Los jugadores del Sevilla se enfrentaron con la afición durante un altercado en el campo de entrenamiento tras recibir amenazas de muerte por parte de aficionados que les exigían mejores resultados.

La selección española ocupa el puesto 17 en la clasificación de LaLiga, un marcado contraste con lo que está acostumbrado: cerca de la cima y compitiendo en Europa.

Están sólo dos puntos por delante del Elche, que ocupa el puesto 18 de la clasificación y se encuentra en el último lugar de la zona de descenso a falta de ocho jornadas para el final. Y su afición decidió confrontar a los jugadores sobre este asunto.

Según una publicación española TasaLos jugadores se reunieron con los aficionados en el aeropuerto de San Pablo tras la derrota del domingo por 1-0 ante el Real Oviedo.

Según los informes, los fanáticos gritaron: “Vete, vete”. “Bastardos, escapaos” a los jugadores y “Junior, muere”. Da la cara, cobarde”, al presidente del club, José María del Nido Carrasco.

Más tarde aparecieron ultras encapuchados en el campo de entrenamiento, lo que llevó al club a pedir ayuda a la policía. Los informes indican que la policía tuvo que crear un bloqueo para proteger al equipo de Sevilla.

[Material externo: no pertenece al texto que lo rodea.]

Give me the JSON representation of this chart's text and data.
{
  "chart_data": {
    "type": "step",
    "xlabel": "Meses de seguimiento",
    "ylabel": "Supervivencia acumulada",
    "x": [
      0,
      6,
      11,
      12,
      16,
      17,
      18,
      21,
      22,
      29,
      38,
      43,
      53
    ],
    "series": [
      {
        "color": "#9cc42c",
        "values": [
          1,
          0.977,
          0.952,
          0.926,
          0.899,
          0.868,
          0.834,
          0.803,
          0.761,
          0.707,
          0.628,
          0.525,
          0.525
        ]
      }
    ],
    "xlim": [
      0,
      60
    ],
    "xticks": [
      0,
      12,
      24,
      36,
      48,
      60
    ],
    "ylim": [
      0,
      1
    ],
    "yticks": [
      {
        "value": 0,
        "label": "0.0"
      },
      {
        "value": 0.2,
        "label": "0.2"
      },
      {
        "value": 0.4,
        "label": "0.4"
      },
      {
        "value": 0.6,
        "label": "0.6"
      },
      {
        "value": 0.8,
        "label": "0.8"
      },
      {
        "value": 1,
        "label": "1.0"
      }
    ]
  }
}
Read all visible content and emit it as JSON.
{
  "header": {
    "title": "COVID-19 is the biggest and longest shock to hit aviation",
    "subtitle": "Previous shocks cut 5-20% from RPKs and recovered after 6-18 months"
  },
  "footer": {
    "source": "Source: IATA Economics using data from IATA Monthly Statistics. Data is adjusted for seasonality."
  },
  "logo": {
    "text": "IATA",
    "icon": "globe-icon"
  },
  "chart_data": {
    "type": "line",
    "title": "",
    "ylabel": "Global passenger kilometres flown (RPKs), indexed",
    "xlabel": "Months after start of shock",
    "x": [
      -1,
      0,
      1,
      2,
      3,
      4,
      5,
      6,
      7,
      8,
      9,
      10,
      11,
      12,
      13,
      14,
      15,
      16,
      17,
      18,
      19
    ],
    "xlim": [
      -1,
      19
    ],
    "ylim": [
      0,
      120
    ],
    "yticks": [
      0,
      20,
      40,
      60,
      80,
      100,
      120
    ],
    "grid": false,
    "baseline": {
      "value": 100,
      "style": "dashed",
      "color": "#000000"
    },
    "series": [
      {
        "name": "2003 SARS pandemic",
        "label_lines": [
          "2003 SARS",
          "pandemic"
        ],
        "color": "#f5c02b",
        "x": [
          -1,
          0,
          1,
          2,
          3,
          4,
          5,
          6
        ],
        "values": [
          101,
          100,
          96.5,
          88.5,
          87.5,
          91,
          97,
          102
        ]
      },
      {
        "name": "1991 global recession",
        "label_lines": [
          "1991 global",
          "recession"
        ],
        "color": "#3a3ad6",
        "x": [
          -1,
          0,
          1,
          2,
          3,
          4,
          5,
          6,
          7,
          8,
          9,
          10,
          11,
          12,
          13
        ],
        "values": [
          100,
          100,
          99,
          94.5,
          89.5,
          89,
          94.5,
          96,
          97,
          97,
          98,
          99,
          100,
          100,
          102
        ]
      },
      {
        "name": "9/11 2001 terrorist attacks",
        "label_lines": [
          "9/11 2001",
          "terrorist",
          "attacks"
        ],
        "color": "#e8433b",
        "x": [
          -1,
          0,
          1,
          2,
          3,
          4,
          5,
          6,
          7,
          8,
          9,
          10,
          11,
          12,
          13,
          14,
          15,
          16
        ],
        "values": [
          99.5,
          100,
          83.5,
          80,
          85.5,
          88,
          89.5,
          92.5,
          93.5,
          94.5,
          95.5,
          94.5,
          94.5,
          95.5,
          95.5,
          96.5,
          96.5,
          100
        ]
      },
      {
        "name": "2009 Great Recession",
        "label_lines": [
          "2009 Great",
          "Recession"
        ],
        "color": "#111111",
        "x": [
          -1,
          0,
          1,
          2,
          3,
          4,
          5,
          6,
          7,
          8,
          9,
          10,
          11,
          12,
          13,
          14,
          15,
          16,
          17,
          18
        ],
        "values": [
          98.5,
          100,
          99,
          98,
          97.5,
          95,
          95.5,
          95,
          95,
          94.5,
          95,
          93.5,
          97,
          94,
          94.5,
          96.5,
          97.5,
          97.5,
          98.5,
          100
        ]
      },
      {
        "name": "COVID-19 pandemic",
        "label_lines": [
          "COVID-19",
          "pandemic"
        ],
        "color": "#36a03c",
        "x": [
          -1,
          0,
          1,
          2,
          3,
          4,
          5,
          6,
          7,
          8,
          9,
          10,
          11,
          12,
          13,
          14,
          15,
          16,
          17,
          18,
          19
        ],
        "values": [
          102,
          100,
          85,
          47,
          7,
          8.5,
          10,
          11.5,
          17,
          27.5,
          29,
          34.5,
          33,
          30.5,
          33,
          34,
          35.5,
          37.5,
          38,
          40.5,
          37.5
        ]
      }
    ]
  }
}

El Sevilla se enfrentó a una afición enojada tras perder ante el colista, el Real Oviedo.

Los gigantes españoles están a sólo dos puntos de los tres últimos y potencialmente descendidos a la segunda liga.

Los gigantes españoles están a sólo dos puntos de los tres últimos y potencialmente descendidos a la segunda liga.

El central del Sevilla, Kike Sillas, pidió disculpas a la afición tras el partido contra el Oviedo, colista de la Liga esta temporada con sólo cinco victorias en 30 partidos.

Dijo: “Es un sentimiento realmente malo. Queremos pedir disculpas a los aficionados y agradecer a todos los que vinieron a apoyarnos. No pudimos lograr nada aquí y es una derrota bastante dura”.

Tenemos que superar esto juntos. El nuevo cuerpo técnico nos ayudará en esto. Tenemos que estar todos unidos, también por el bien de la afición, porque no lo merecen. Queremos decirles que no nos rendiremos hasta el próximo partido en casa.

Sin embargo, parece que el llamamiento cayó en saco roto.

Luis García fue nombrado entrenador del Sevilla en marzo tras el despido de Matías Almeyda. Por ahora, sin embargo, no está claro si el Sevilla jugará en la segunda liga la próxima temporada.